In LA County, Brilliant Corners worked to advocate for the passage of Measure J, a ballot initiative that would redirect funding priorities to invest in the health and economic wellness of marginalized communities and alternatives to incarceration. Since the passage of Measure J in November 2020, many LA-based team members have been involved in the implementation process–but especially Fund Development Associate Sophia Li who was elected Co-Chair for the Measure J Housing Subcommittee.
Since the beginning of 2021 we have also taken action on the following:
At the Federal Level
Covid relief that takes into account people experiencing homelessness: In February, Brilliant Corners, along with many other organizations across the homeless and housing services sector and led by the National Alliance to End Homelessness, mobilized in support of a federal Covid Relief measure to help people experiencing or at risk of homelessness. The relief measure includes a request for $5 billion in homeless assistance for outreach services and homeless prevention, emergency rental assistance for households that are significantly behind in their rent and utilities, and a request for Emergency Housing Vouchers for individuals and families who are precariously housed.
At the State Level
We’re advocating for both the adoption of and improvements to CalAIM: California Advancing and Innovating Medi-Cal (CalAIM) is a multi-year initiative by the California Department of Healthcare Services (DHCS) to improve the quality of life and health outcomes of vulnerable populations by implementing broad delivery system, program and payment reform across the Medi-Cal program. Alongside CSH, Brilliant Corners voices its support for the CalAIM proposal, while also recognizing that the structural flaws that need to be addressed. Currently, CalAIM only covers care coordination. It does not fund a benefit to pay for housing support services. Through our work, we know that housing support services are essential to support unhoused clients with navigating the tight housing market to actual lease up and ongoing stabilization support. Brilliant Corners encourages the state to create a benefit that works more like Whole Person Care funding. We believe that Whole Person Care—which includes housing support services and covers this cost more fully—is more aligned with what we know works.
Advocating for increased affordable housing development for people with disabilities: Brilliant Corners is also joining efforts with The Kelsey, a partner focused on disability-forward housing solutions, to request congressional action to reduce the Private Bond Allocation to a 25% Test for Accessible, Affordable Housing for People with Disabilities and Seniors. Amending the private activity bond test from 50% to 25% would lead to an increase in affordable, accessible housing being built. If current trends continue, 20,000 shovel-ready homes, 5,000 built for people with mobility and sensory disabilities, will remain unbuilt by the end of the year and hundreds of millions of state dollars will go unused because projects are waiting to get a private equity bond allocation.

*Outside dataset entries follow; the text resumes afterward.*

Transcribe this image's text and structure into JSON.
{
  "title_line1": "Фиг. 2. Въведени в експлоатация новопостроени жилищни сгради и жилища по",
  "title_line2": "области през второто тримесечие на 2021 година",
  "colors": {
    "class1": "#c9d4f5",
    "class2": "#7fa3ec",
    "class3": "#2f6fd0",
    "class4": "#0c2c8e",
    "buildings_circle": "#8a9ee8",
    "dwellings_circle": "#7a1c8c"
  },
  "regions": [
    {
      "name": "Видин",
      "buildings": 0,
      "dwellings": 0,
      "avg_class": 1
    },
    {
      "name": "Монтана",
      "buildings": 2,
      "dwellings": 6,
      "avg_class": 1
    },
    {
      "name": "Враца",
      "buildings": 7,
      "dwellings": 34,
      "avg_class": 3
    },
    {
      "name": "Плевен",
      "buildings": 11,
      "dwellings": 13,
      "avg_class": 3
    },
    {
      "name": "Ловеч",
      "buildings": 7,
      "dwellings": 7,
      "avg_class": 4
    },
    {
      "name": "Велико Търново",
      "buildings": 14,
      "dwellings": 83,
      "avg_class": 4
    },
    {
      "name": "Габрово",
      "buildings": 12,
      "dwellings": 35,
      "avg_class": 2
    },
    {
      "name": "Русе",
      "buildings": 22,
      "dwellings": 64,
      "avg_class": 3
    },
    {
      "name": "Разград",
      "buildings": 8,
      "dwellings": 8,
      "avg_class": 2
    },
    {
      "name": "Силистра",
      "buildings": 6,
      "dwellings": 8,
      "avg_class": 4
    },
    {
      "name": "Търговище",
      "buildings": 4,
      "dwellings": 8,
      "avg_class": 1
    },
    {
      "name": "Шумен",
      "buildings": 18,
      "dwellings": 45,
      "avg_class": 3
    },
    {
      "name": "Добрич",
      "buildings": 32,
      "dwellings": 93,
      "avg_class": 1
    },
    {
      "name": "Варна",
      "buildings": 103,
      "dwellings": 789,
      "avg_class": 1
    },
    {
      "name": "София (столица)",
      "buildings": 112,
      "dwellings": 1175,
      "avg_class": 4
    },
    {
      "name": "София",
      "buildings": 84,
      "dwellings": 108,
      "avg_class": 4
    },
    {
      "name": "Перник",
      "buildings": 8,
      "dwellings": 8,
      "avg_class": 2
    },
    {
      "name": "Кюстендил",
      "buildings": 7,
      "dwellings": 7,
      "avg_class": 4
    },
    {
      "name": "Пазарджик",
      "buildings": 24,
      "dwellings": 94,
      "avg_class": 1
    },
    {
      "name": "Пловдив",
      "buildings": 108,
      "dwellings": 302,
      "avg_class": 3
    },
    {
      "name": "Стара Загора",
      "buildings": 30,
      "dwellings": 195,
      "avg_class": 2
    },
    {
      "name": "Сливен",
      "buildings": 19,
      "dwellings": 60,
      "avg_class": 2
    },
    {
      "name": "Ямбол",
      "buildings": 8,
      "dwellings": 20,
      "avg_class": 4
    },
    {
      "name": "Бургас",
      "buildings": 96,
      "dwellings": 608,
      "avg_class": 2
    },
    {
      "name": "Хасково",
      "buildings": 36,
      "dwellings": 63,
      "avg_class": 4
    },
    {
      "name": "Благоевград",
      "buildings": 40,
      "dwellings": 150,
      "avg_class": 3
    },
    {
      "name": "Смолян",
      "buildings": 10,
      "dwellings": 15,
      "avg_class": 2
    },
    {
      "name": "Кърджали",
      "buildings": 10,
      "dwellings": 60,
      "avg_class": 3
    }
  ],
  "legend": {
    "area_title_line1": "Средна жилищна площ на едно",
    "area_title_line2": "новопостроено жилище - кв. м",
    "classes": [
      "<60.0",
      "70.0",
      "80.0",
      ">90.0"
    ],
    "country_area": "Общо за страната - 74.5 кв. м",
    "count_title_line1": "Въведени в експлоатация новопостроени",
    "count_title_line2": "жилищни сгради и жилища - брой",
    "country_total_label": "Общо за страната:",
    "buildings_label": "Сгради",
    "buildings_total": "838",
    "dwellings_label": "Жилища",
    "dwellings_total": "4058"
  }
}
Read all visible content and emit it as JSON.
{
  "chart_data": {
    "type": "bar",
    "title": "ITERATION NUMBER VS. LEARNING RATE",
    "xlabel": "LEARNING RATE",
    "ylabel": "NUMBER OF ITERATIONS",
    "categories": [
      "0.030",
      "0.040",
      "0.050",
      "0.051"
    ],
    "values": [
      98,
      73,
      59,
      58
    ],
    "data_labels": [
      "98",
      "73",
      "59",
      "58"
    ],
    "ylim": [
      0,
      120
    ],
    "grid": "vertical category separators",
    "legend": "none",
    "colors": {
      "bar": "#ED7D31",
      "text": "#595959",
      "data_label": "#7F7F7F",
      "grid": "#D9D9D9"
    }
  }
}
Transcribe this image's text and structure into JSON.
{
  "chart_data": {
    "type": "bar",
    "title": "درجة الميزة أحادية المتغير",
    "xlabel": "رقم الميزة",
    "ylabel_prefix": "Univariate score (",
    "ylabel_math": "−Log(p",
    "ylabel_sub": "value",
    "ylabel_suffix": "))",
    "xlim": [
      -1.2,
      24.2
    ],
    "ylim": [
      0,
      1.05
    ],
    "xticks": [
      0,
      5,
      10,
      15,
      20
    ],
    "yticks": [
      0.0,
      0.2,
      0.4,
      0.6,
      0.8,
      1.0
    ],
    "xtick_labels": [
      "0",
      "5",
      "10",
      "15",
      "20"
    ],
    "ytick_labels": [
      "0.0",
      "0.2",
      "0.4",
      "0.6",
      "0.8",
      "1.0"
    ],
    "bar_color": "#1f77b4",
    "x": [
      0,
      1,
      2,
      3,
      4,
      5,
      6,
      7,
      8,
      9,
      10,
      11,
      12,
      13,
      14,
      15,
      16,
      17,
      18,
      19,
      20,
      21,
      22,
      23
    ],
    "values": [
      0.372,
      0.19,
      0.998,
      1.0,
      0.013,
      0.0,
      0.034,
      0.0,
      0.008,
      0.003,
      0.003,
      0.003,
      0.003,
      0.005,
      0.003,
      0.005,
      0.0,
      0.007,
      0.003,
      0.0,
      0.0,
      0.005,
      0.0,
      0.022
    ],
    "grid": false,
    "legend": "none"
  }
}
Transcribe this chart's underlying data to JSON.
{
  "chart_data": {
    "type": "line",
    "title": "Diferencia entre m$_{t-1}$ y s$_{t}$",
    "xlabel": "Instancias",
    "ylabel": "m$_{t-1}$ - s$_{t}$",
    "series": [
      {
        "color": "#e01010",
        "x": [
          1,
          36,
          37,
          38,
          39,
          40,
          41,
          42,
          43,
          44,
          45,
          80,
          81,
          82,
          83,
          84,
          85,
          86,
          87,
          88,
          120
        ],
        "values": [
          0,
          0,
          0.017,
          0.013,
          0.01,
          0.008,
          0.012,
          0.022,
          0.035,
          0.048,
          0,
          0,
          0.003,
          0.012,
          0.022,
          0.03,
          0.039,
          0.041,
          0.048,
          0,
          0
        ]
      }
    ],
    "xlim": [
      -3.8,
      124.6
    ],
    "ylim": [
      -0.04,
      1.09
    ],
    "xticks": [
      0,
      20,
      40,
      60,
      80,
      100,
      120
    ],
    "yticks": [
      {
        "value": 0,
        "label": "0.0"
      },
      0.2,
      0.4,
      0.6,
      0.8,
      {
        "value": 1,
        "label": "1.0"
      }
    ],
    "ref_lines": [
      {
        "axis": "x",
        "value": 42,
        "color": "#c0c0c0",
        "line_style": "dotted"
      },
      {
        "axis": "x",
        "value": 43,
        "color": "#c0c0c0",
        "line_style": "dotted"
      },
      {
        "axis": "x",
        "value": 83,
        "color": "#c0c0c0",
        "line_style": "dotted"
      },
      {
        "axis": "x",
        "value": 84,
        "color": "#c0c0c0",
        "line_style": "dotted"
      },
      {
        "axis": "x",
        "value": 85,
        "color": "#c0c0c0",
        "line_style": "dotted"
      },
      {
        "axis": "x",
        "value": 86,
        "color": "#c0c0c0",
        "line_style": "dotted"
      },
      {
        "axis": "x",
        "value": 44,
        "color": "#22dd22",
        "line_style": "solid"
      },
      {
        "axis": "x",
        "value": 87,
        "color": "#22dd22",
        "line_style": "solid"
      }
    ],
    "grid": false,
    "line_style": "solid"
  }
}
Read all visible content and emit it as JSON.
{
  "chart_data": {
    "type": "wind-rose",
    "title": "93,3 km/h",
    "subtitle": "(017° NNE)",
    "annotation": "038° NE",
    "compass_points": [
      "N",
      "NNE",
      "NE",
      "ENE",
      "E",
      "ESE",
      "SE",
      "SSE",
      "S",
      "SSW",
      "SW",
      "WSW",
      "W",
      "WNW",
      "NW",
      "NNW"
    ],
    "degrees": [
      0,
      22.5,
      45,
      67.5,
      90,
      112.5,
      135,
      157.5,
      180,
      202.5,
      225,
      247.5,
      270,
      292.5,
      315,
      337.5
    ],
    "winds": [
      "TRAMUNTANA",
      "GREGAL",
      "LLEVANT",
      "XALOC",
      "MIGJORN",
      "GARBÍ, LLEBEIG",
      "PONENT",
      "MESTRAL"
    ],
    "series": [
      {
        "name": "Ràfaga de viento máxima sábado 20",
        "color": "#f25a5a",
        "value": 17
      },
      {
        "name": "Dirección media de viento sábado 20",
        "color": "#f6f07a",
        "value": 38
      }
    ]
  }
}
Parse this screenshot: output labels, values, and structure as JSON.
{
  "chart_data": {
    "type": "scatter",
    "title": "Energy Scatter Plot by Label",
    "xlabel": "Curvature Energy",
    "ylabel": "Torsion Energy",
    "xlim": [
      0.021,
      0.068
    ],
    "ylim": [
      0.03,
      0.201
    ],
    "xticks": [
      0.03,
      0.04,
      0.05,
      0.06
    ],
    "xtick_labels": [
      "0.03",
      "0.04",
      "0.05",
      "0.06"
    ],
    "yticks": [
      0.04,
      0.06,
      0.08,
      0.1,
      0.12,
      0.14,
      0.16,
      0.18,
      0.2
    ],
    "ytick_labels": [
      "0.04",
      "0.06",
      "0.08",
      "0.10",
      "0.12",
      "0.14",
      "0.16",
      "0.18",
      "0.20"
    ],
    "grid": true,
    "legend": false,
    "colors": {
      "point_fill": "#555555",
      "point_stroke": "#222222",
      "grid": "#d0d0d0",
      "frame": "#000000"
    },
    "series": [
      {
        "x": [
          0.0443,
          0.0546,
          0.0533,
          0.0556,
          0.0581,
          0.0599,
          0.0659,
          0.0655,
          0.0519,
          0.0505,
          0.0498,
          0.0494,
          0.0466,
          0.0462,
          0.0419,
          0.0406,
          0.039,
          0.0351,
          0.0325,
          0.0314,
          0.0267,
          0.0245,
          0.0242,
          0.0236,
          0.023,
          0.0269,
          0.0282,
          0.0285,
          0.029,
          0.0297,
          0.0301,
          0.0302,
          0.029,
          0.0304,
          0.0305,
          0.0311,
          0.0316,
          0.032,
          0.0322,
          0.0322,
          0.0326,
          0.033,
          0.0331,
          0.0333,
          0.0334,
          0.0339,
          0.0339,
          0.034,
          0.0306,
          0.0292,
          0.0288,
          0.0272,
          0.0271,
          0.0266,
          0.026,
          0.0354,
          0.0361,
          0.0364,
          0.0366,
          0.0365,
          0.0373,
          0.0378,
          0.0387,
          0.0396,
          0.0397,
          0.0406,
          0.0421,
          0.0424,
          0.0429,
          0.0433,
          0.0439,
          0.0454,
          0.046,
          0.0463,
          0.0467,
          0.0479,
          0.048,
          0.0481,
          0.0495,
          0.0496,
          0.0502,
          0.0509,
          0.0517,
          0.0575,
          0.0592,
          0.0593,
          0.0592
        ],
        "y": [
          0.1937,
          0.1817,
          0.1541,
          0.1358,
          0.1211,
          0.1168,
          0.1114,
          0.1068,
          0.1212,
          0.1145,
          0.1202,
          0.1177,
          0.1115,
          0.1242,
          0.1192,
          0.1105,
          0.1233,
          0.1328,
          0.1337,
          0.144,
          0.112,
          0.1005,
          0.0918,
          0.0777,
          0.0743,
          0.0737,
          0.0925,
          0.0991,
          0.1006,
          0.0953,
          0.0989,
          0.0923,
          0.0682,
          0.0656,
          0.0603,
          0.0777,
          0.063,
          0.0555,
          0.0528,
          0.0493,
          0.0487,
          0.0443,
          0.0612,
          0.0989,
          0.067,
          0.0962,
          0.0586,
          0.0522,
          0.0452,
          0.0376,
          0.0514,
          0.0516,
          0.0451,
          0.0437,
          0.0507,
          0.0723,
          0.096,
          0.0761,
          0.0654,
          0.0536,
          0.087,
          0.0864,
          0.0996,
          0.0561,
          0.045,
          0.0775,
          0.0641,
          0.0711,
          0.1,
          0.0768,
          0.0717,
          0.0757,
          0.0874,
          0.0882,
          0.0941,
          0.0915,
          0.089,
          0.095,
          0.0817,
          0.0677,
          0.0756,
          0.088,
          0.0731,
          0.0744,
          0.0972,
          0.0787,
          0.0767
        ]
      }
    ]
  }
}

Recognizing unaccompanied women as a distinct population to improve support and outreach: This month, Brilliant Corners followed the lead of Downtown Women’s Center to call for the passage of SB 678 – the Unaccompanied Women Experiencing Homelessness Act of 2021. SB 678 would make California the first state in the nation to recognize unaccompanied women as a distinct population in order to improve the state’s ability to design programs and strategies to address their specific needs. SB 678 requires the state’s Homeless Coordinating and Financing Council to set specific, measurable goals aimed at preventing and ending homelessness among unaccompanied women. The bill also requires the Council to collect county-level and statewide data about this group in accordance with state and federal privacy and confidentiality laws and include the data in the state’s Homeless Data Integration System.